LYBALVI® is used for the treatment of schizophrenia in adults and bipolar I disorder, including acute treatment of manic or mixed episodes and maintenance monotherapy treatment.
How long was the regulatory review period for LYBALVI®?
The regulatory review period for LYBALVI® was determined to be 4,564 days by the FDA.
Can other companies manufacture LYBALVI® while the patent is in effect?
No, other companies cannot manufacture, use, or sell the exact formulation of LYBALVI® covered by U.S. Patent No. 9,119,848 without permission from Alkermes Inc.

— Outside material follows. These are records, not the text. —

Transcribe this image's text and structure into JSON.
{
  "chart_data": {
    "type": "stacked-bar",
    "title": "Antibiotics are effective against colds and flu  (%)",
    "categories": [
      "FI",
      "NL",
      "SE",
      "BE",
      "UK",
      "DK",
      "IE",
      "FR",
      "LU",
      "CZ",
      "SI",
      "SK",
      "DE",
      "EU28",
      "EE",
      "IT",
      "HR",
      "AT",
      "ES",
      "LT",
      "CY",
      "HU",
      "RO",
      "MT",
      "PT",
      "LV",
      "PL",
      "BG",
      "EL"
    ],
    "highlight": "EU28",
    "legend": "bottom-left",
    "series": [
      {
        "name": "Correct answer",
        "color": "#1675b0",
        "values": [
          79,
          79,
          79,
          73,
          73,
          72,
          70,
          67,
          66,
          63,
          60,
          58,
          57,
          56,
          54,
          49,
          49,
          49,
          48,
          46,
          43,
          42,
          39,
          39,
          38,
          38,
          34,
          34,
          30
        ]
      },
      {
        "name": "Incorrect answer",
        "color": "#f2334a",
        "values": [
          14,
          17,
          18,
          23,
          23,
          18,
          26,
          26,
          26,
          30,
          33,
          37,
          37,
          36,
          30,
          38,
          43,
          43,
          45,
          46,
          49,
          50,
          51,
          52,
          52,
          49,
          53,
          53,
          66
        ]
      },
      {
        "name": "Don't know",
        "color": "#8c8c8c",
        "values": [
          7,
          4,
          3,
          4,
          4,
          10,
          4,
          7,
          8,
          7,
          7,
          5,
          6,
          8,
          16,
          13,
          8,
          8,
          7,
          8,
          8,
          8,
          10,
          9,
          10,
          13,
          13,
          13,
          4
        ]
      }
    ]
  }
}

What happens when the patent for LYBALVI® expires?
Once the patent expires, generic versions of the drug can enter the market, potentially reducing the market share and revenue of Alkermes Inc.
Sources
- The Feasibility of Using Bayh-Dole March-In Rights to Lower Drug Prices - National Bureau of Economic Research.
- US Patent No. - Regulations.gov - U.S. Government Publishing Office.
- Synthetic Biology - Mapping the Patent Landscape - bioRxiv.
- Federal Register / Vol. 88, No. 244 / Thursday, December 21, 2023 / Notices - U.S. Government Publishing Office.
- Patent Extension Application for LYBALVI® (olanzapine and samidorphan), Patent No. 9,119,848 - Regulations.gov.